Hide Forgot
Description of problem: After installing boinc-client and attaching to a project (World Community Grid) tasks would download and then immediately finish with a status of 'computation error'. On a whim, I tried turning off SELinux with 'sudo setenforce 0' and then restarting the boinc-client service, and projects were able to run. Then I did the following: jamie@kloog /var/lib/boinc/projects/www.worldcommunitygrid.org $ sudo restorecon -rv /var/lib/boinc restorecon reset /var/lib/boinc/.pki context unconfined_u:object_r:boinc_project_var_lib_t:s0->system_u:object_r:boinc_var_lib_t:s0 restorecon reset /var/lib/boinc/.pki/nssdb context unconfined_u:object_r:boinc_project_var_lib_t:s0->system_u:object_r:boinc_var_lib_t:s0 jamie@kloog /var/lib/boinc/projects/www.worldcommunitygrid.org $ sudo setenforce 1 jamie@kloog /var/lib/boinc/projects/www.worldcommunitygrid.org $ sudo service boinc-client restart Stopping boinc-client: [ OK ] Starting boinc-client: [ OK ] jamie@kloog /var/lib/boinc/projects/www.worldcommunitygrid.org $ After that, projects still seem to be running, although I suppose I may not know for sure until one finishes. :) Version-Release number of selected component (if applicable): boinc-client-6.10.58-3.r22930svn.fc14.x86_64 How reproducible: always Steps to Reproduce: 1. install and start boinc-client 2. attach to a project 3. Actual results: work units fail immediately with 'computation error' and 'output file absent' error messages Expected results: work units would run to completion and upload results to the project server Additional info:
Hello, would you please attach /var/log/audit/audit.log? It should contain SELinux AVC messages from the time when the denials occurred.

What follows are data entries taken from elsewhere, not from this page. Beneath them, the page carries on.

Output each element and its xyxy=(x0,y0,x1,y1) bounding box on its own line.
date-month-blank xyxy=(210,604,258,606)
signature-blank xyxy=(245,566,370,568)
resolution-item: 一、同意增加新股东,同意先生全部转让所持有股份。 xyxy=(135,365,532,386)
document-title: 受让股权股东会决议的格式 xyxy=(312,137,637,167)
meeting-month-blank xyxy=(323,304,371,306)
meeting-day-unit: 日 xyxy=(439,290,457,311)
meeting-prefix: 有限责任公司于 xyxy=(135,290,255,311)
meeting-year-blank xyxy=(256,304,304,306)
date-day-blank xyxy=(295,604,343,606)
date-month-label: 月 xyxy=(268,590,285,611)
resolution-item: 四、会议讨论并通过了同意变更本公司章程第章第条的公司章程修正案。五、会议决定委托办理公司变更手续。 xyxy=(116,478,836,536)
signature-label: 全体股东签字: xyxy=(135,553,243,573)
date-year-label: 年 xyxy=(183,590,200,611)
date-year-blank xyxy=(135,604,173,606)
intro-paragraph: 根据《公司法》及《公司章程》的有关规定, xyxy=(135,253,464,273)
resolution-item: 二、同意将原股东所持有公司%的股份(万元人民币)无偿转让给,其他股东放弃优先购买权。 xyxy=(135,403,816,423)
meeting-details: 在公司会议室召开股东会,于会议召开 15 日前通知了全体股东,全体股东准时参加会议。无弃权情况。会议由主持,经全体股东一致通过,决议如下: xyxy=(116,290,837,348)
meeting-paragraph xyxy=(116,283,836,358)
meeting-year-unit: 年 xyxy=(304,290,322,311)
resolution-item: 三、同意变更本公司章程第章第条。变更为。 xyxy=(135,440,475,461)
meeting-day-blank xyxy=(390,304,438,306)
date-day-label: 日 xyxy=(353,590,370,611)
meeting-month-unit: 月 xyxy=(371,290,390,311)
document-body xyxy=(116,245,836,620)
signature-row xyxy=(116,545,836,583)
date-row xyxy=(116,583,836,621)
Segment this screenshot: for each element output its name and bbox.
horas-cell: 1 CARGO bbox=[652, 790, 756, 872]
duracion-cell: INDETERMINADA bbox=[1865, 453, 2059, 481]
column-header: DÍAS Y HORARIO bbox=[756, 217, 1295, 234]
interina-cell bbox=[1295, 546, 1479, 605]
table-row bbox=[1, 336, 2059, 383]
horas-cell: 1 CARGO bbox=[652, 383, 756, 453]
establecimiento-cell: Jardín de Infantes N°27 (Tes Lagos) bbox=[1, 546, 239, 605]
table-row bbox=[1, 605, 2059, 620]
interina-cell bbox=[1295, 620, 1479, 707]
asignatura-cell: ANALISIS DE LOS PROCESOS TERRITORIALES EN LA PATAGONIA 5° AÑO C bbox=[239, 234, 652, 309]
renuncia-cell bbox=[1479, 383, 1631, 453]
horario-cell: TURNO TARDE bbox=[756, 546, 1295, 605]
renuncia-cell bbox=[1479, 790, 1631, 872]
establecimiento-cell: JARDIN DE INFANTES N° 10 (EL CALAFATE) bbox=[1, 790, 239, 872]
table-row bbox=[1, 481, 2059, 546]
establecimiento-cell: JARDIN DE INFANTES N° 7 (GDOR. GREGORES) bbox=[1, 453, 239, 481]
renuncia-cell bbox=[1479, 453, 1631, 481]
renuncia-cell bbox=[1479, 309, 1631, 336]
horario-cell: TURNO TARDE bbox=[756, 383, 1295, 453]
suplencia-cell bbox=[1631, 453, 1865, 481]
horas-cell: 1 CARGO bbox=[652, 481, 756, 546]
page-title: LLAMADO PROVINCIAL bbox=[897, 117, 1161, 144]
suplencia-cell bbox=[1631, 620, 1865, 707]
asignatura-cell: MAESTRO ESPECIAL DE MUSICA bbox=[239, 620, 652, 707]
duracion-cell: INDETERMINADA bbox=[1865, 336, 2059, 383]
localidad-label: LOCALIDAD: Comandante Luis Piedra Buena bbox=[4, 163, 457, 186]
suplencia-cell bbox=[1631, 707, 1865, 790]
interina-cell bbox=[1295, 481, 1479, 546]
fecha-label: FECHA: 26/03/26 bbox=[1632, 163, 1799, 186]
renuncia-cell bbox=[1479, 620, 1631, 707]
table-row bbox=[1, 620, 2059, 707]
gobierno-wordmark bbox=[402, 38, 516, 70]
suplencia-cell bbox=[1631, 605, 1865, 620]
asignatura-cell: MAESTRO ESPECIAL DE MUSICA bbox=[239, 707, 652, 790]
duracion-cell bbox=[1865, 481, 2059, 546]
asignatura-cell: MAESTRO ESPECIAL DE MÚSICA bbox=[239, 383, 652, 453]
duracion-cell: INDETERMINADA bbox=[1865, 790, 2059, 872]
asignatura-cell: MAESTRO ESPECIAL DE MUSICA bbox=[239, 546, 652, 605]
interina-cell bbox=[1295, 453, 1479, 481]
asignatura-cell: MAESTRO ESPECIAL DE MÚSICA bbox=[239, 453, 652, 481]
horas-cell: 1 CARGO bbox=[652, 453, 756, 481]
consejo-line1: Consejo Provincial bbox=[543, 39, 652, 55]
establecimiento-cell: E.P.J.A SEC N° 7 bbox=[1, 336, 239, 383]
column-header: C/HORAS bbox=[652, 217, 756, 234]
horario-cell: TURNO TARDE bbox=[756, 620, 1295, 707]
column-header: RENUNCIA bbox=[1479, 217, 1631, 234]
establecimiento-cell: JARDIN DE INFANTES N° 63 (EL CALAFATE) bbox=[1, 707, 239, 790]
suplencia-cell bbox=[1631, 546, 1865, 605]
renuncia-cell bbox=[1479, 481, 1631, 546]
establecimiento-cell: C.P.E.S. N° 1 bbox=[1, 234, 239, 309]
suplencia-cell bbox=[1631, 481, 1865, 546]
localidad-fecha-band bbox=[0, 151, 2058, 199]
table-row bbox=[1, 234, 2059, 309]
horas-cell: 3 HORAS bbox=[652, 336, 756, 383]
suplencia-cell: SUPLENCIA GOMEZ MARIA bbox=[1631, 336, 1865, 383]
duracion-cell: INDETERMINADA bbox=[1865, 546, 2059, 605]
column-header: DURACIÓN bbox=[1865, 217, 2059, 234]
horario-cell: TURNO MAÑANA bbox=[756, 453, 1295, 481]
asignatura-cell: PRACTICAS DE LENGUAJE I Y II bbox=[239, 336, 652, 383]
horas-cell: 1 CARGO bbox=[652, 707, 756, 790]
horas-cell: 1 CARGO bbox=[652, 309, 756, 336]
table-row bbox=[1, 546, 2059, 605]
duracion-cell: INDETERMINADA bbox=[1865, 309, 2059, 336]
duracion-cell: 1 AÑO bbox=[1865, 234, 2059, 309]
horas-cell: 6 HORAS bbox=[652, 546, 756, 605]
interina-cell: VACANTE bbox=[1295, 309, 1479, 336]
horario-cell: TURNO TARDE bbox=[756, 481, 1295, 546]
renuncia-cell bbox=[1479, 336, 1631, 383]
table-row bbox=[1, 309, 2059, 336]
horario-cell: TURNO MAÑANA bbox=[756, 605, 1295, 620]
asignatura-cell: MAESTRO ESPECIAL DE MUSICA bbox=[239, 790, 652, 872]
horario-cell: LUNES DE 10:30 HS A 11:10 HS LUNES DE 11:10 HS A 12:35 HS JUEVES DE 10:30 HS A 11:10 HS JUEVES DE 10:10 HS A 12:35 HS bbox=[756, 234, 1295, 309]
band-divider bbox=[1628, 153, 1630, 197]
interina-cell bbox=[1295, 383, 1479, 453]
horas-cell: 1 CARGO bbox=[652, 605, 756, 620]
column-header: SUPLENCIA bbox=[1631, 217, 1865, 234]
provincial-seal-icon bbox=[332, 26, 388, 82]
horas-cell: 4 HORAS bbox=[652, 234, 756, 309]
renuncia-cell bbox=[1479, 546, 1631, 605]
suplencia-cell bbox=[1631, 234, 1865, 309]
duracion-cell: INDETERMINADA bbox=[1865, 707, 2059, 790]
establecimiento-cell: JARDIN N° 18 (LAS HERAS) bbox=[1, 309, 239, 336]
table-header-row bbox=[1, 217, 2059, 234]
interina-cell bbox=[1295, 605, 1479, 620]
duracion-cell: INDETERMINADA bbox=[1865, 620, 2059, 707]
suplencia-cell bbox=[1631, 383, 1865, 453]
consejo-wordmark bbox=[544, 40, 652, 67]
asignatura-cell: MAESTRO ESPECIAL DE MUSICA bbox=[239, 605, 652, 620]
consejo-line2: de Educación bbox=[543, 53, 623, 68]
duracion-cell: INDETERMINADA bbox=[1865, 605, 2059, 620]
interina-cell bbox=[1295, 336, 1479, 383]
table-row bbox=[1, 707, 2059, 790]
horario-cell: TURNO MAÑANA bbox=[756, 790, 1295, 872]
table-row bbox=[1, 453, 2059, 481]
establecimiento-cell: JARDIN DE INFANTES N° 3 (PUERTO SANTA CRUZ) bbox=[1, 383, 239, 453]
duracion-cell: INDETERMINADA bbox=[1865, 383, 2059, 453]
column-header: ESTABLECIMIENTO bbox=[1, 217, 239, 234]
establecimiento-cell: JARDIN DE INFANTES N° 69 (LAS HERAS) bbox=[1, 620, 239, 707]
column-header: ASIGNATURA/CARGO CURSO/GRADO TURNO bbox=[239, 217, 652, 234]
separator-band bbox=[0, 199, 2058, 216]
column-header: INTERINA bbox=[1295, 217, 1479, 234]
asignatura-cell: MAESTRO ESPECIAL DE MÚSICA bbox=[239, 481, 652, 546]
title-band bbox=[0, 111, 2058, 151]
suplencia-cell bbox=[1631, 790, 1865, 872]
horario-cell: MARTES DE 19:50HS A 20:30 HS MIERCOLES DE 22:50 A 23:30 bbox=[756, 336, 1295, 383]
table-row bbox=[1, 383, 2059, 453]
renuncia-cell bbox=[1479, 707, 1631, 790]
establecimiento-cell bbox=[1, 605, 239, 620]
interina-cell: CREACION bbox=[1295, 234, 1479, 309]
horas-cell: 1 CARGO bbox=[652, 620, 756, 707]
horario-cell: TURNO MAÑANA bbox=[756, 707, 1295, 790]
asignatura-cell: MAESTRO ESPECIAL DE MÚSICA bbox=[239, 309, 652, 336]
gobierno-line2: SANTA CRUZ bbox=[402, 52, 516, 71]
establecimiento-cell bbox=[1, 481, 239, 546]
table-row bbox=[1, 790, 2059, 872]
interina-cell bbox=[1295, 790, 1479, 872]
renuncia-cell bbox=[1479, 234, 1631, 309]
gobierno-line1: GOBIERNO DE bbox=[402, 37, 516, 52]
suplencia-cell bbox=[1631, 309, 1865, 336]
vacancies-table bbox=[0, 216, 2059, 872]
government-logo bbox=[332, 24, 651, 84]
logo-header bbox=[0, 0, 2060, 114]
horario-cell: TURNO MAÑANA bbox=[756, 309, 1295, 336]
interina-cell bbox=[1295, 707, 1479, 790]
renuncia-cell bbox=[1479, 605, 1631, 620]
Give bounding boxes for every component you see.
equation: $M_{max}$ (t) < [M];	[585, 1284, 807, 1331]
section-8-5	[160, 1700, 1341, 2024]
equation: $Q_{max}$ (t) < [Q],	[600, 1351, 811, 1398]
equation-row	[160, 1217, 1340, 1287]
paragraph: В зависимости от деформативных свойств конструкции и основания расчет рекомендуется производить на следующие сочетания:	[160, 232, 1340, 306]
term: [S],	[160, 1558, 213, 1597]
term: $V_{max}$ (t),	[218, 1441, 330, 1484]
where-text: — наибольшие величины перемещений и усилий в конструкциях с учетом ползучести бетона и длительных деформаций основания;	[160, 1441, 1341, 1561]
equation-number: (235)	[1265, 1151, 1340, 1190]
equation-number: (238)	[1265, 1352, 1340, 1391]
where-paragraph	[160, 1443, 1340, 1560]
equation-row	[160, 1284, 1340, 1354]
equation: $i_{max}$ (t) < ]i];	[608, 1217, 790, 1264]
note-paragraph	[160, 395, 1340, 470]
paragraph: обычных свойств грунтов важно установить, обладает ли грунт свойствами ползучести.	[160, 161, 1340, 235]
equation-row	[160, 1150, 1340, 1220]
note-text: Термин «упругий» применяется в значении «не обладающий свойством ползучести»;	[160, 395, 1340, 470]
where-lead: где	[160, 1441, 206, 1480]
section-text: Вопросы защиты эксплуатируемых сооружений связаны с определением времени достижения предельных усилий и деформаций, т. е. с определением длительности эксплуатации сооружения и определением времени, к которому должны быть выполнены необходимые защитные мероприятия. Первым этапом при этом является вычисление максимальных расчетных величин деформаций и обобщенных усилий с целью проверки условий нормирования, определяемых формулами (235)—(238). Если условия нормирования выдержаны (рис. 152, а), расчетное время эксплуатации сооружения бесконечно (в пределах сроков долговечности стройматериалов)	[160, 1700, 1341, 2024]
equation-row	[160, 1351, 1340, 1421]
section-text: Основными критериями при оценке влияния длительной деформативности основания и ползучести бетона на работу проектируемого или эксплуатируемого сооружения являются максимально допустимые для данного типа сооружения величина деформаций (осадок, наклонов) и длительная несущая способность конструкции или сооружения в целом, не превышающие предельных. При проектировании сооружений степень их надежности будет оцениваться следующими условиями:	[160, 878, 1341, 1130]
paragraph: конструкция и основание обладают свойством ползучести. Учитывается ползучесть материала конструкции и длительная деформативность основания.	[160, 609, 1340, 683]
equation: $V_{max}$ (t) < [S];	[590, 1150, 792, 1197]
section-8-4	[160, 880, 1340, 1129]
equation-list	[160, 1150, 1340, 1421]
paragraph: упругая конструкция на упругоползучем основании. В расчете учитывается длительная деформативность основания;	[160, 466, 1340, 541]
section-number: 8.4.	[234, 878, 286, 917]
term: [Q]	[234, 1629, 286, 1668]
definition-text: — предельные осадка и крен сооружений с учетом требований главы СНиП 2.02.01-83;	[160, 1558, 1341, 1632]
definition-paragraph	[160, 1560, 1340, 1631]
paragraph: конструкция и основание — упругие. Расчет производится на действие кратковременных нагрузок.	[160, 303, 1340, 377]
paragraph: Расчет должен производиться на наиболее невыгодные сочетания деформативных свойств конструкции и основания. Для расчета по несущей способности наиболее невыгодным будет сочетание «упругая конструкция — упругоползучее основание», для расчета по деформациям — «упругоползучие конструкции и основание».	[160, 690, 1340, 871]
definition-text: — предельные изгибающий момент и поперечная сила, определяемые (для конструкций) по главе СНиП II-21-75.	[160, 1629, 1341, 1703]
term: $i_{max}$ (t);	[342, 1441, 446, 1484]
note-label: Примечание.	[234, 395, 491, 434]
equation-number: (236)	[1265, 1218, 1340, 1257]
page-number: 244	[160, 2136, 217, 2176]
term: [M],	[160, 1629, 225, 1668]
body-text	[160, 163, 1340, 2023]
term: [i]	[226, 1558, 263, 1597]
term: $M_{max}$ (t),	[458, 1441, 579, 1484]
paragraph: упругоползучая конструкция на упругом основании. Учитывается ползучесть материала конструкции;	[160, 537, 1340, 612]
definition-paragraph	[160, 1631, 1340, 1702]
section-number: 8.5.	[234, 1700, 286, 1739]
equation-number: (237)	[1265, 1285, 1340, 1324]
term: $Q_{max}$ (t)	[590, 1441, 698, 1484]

Created attachment 499511 [details] All the AVC messages from audit.log selinux-policy-3.9.7-40.fc14.noarch selinux-policy-targeted-3.9.7-40.fc14.noarch boinc-client-6.10.58-3.r22930svn.fc14.x86_64
After a few iterations of using audit2allow to generate a policy module and restarting the client, I ended up with things appearing to work. I will attach the type enforcement file I used to create the module for your review. As an aside, I still get an AVC related to /lib/ld-2.13.so requesting execstack whenever I restart the BOINC client, but I have not allowed that at this point. Would it make sense to change the component on the bug from boinc-client to selinux-policy-targeted?
Created attachment 500447 [details] SELinux Type Enforcement file for additional permissions requested by boinc-client
Jamie, can you still reproduce with current selinux-policy (I can't)?
No, I believe everything is fine now.